600 baraj, 590 Eletrik Santralinin elektrik faturası ne kadar?
Bizim gençlik yıllarımızda siyasi tartışmalar daha çok ideolojikti. Bugün de ideolojik sayılır ama hükümetler ve belediyeler daha çok yaptıklarıyla anılırdı.
Şimdi laf yarıştırılıyor.
Her gün kim kime ne demiş onları okuyoruz.
Ayrıca belediye başkanları para ödeyerek gazeteci getirtip yazılar yazmasına, konuşmasına, video yayınlamasına da iltifat etmezdi, aklından da geçirmezdi.
Bütün gazeteciler sağcısı solcusu belediyelerde ne yapılıyor ne yapılmıyor, başkanlar nerelere gidiyor, kimlerle görüşüyor, takip ederdi.
Günümüzde nemalananlar methiyeci, nemalanamayanlar saldırgan kesiliyor.
Siyasetçideki ahlak neyse basındaki ahlak da, işverendeki ahlak da, sivil toplum örgütlerindeki ahlak da eşitlendi.
"Eskiden paran kadar konuş" sözü aşağılık bir söz olsa da öyle çıkışlar yapılabiliyordu, şimdi ver ‘parayı senin adına konuşurum’a dönüştü.

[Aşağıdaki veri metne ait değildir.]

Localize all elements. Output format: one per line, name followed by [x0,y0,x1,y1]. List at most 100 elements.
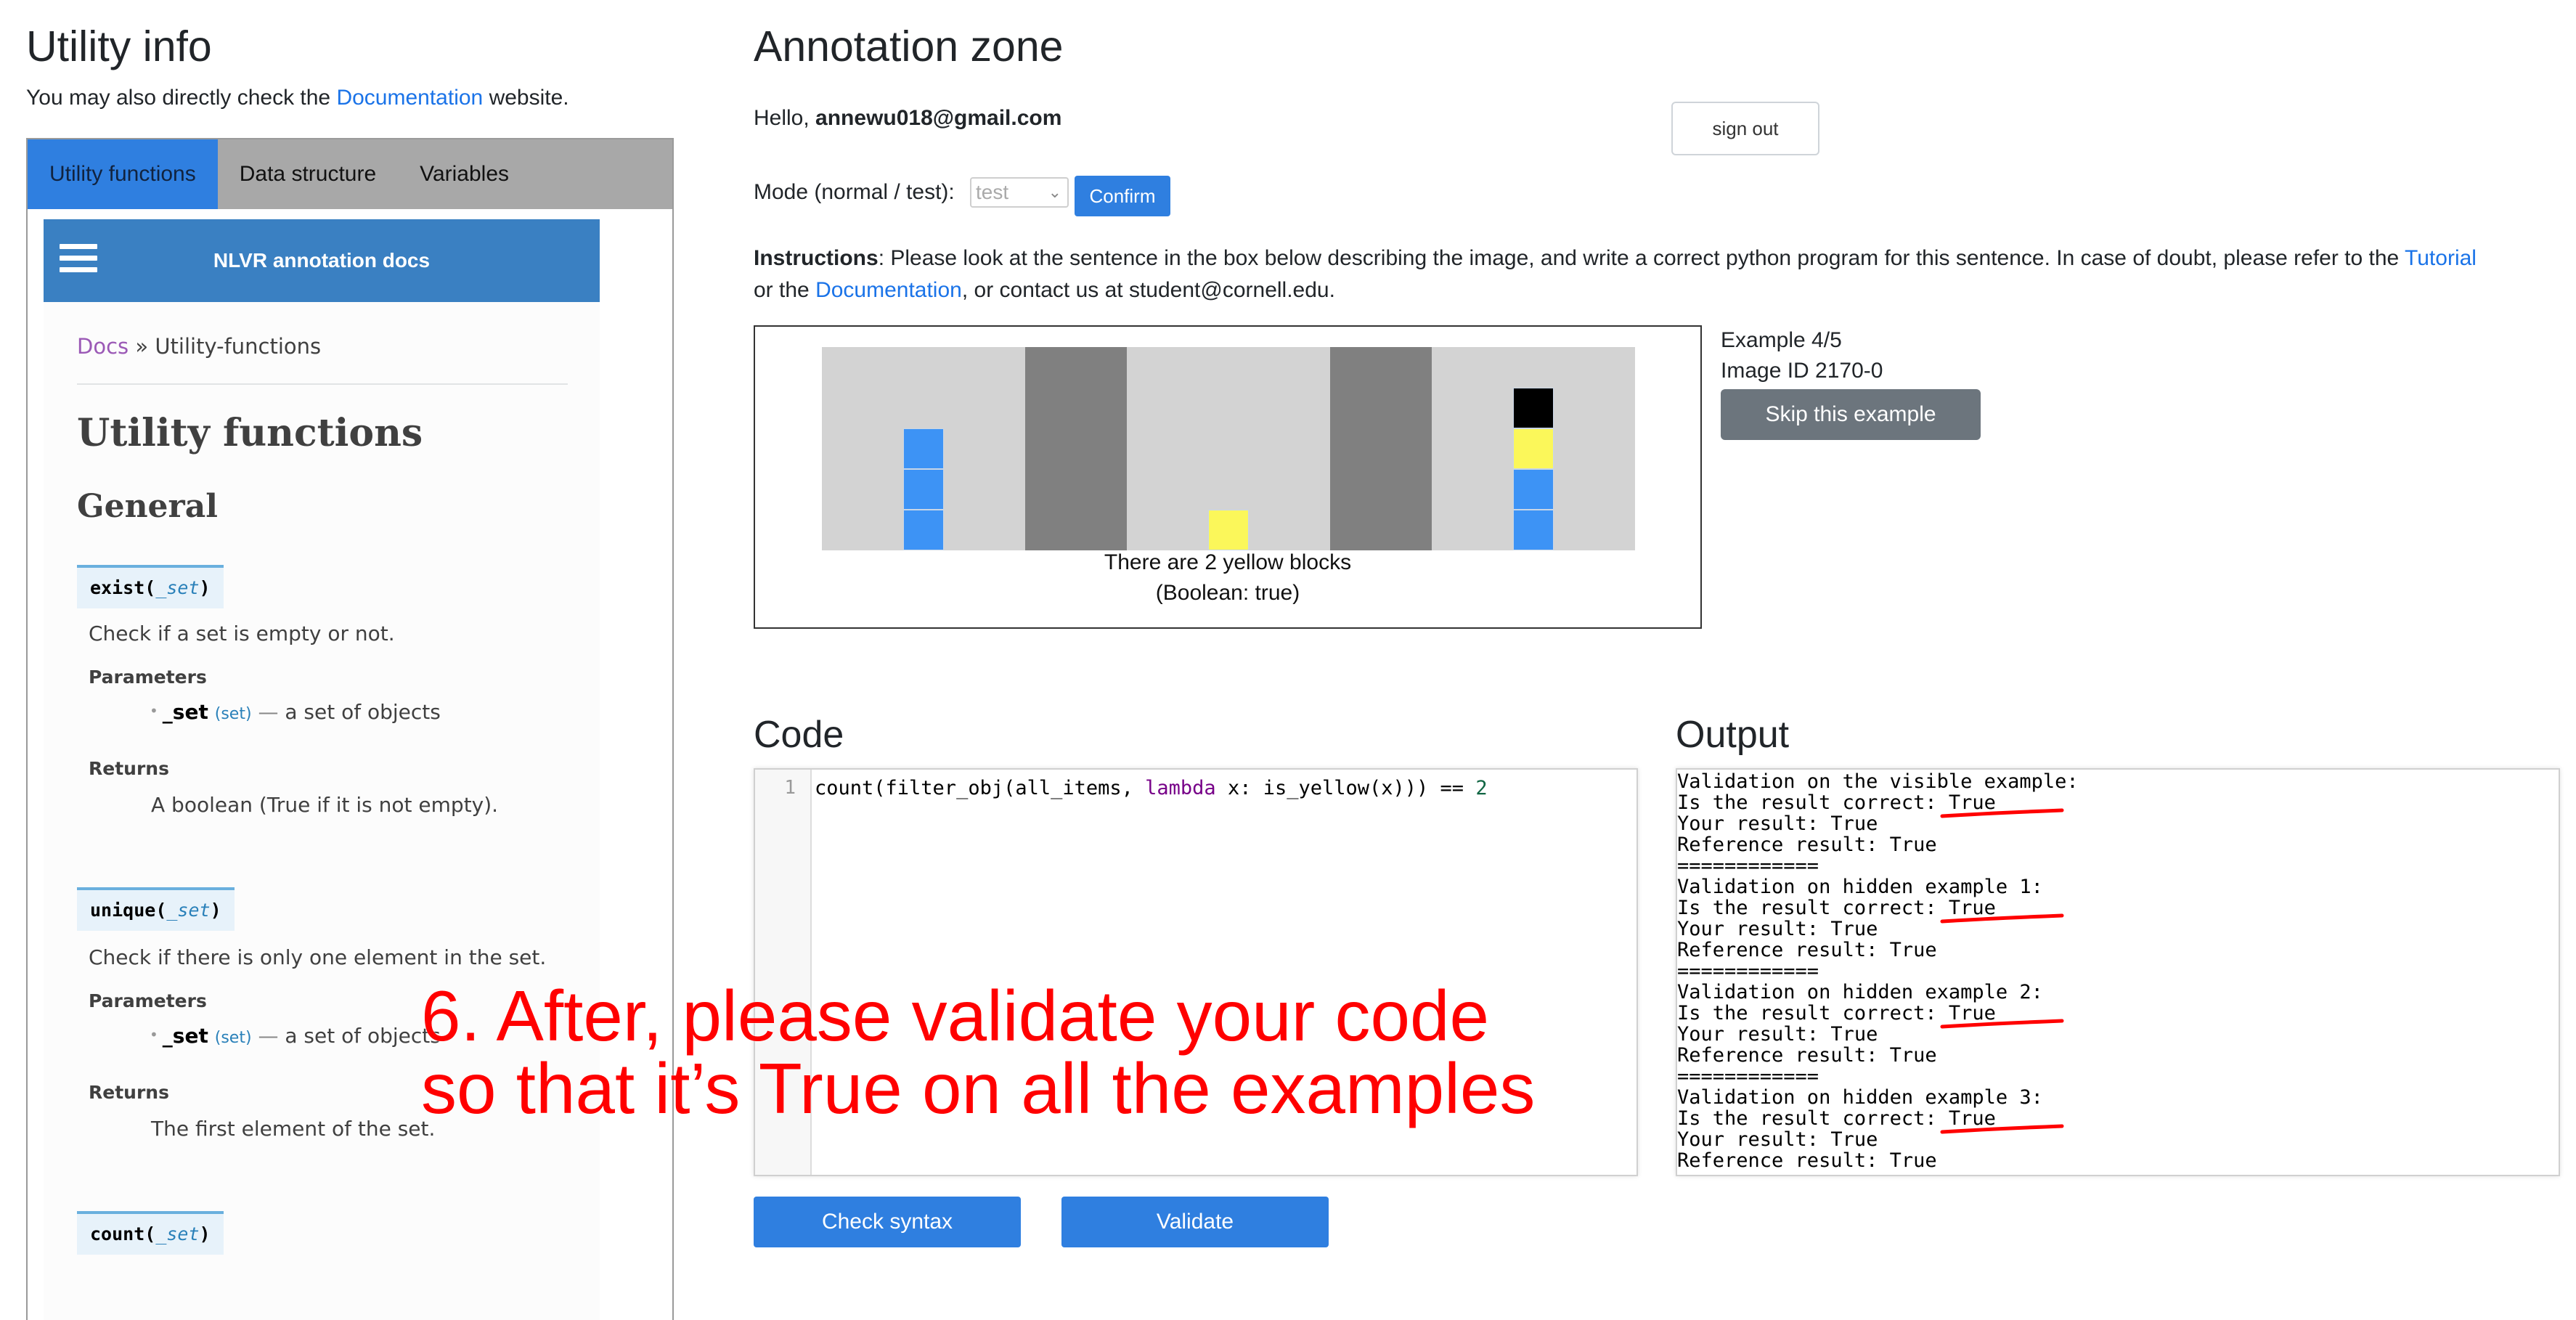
line-number: 1 [784,777,796,799]
returns-label: Returns [89,758,169,779]
function-signature-count: count(_set) [77,1211,224,1255]
tab-variables[interactable]: Variables [398,139,531,209]
function-name: exist [90,577,145,598]
param-description: a set of objects [285,1024,441,1048]
parameters-label: Parameters [89,667,207,688]
instructions-text: : Please look at the sentence in the box… [878,246,2405,270]
skip-example-button[interactable]: Skip this example [1721,389,1981,440]
greeting: Hello, annewu018@gmail.com [754,106,1061,131]
sign-out-button[interactable]: sign out [1671,102,1819,155]
tab-utility-functions[interactable]: Utility functions [28,139,218,209]
image-id: Image ID 2170-0 [1721,359,1883,383]
blue-block [1513,510,1554,550]
function-signature-exist: exist(_set) [77,565,224,608]
bullet-icon: • [150,1026,158,1043]
underline-mark [1940,808,2064,818]
utility-tabs: Utility functions Data structure Variabl… [28,139,672,209]
mode-select-value: test [976,181,1009,203]
code-keyword: lambda [1145,777,1216,799]
utility-panel: Utility functions Data structure Variabl… [26,138,674,1320]
documentation-link-2[interactable]: Documentation [815,278,962,302]
function-name: count [90,1223,145,1244]
breadcrumb-docs-link[interactable]: Docs [77,334,129,359]
docs-header: NLVR annotation docs [44,219,600,302]
returns-label: Returns [89,1082,169,1103]
param-type: (set) [214,705,252,723]
code-title: Code [754,714,844,756]
function-arg: _set [155,577,200,598]
param-name: _set [162,700,208,724]
mode-select[interactable]: test ⌄ [970,177,1069,208]
docs-iframe[interactable]: NLVR annotation docs Docs » Utility-func… [28,209,672,1320]
param-name: _set [162,1024,208,1048]
docs-content: Docs » Utility-functions Utility functio… [44,302,600,1320]
red-underline-annotations [1940,808,2064,1134]
function-signature-unique: unique(_set) [77,887,235,931]
param-item: • _set (set) — a set of objects [150,700,441,724]
breadcrumb-current: Utility-functions [155,334,322,359]
separator-wall [1330,347,1432,550]
underline-mark [1940,1019,2064,1029]
utility-info-subtitle: You may also directly check the Document… [26,86,569,110]
confirm-button[interactable]: Confirm [1075,176,1170,216]
tutorial-link[interactable]: Tutorial [2405,246,2477,270]
example-sentence: There are 2 yellow blocks [1104,550,1352,574]
documentation-link[interactable]: Documentation [336,86,483,110]
bullet-icon: • [150,702,158,720]
code-line[interactable]: count(filter_obj(all_items, lambda x: is… [815,777,1488,799]
tutorial-overlay-note: 6. After, please validate your code so t… [421,980,1535,1125]
divider [77,383,568,385]
check-syntax-button[interactable]: Check syntax [754,1197,1021,1247]
function-description: Check if there is only one element in th… [89,945,547,969]
chevron-down-icon: ⌄ [1048,183,1061,201]
separator-wall [1025,347,1127,550]
output-title: Output [1676,714,1790,756]
example-box: There are 2 yellow blocks (Boolean: true… [754,325,1702,629]
blue-block [903,510,944,550]
instructions-label: Instructions [754,246,879,270]
overlay-line: 6. After, please validate your code [421,976,1489,1056]
blue-block [903,428,944,469]
function-arg: _set [155,1223,200,1244]
blue-block [903,469,944,510]
user-email: annewu018@gmail.com [815,106,1062,130]
docs-page-title: Utility functions [77,411,423,455]
instructions-mid: or the [754,278,816,302]
code-number: 2 [1475,777,1488,799]
subtitle-prefix: You may also directly check the [26,86,337,110]
function-description: Check if a set is empty or not. [89,622,395,645]
annotation-zone-title: Annotation zone [754,23,1064,70]
param-item: • _set (set) — a set of objects [150,1024,441,1048]
subtitle-suffix: website. [483,86,569,110]
example-image [822,347,1635,550]
example-label: (Boolean: true) [1155,581,1300,605]
yellow-block [1513,428,1554,469]
parameters-label: Parameters [89,990,207,1011]
blue-block [1513,469,1554,510]
instructions: Instructions: Please look at the sentenc… [754,243,2554,306]
param-type: (set) [214,1029,252,1047]
mode-label: Mode (normal / test): [754,180,955,204]
docs-header-title[interactable]: NLVR annotation docs [44,219,600,302]
black-block [1513,388,1554,428]
utility-info-title: Utility info [26,23,212,70]
instructions-end: , or contact us at student@cornell.edu. [961,278,1335,302]
yellow-block [1208,510,1249,550]
output-panel: Validation on the visible example: Is the… [1676,768,2560,1176]
breadcrumb: Docs » Utility-functions [77,334,321,359]
underline-mark [1940,1124,2064,1134]
param-description: a set of objects [285,700,441,724]
breadcrumb-separator: » [135,334,149,359]
docs-section-general: General [77,488,218,525]
tab-data-structure[interactable]: Data structure [218,139,398,209]
returns-text: A boolean (True if it is not empty). [151,793,499,817]
overlay-line: so that it’s True on all the examples [421,1048,1536,1128]
underline-mark [1940,913,2064,924]
validate-button[interactable]: Validate [1061,1197,1329,1247]
returns-text: The first element of the set. [151,1117,436,1141]
greeting-prefix: Hello, [754,106,816,130]
function-name: unique [90,900,156,921]
code-segment: x: is_yellow(x))) == [1215,777,1476,799]
example-counter: Example 4/5 [1721,328,1842,352]
function-arg: _set [166,900,211,921]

Toplumları yerel siyaset tatmin edemeyecek bir duruma geldiğinde, organize olunmuş örgütler de, yerli-yabancı mihraklar da patlamaya hazır bir bomba haline dönüştürebilir. Yakın tarihimizde bunun onlarca örneğini gördük.
Bugün Cumhurbaşkanımız Recep Tayyip Erdoğan yeni kurduğu telegram kanalında bir açıklama yaptı:
"18 Yılda 600 baraj, 590 hidroelektrik santralı kurduk"
Kuraklık ihtimaline karşı da endişeli açıklamalarda bulundu.
600 Baraj ve 590 hidroelektrik santralin cebimize yansıyan tüketimi ne durumda?
Devletin milletten topladıklarıyla yapılan bu enerji tesisleri neden millete daha ucuz maliyet getirmiyor, kimler kazanıyor bu paranın kaymağını?
Doğrudur, AK Parti inanılmaz hizmetlere imza atmıştır, sosyal devlet olma sorumluluğu diğer hükümetlerle kıyaslanmaz bile.
3 Yaşındaki torununu sigortalı yapan insanın üreteceği politikadan ideolojik taraftarları da umutsuz, konumuz zaten Kılıçdaroğlu olamaz. İnsanların yaşam seviyesi birçok alanda AK Parti hükümeti tarafından sigorta altına alındı.
Devlet binlerce hizmet alanları inşaa etti.
Millete hizmet neden istenilen seviyede ulaşmıyor?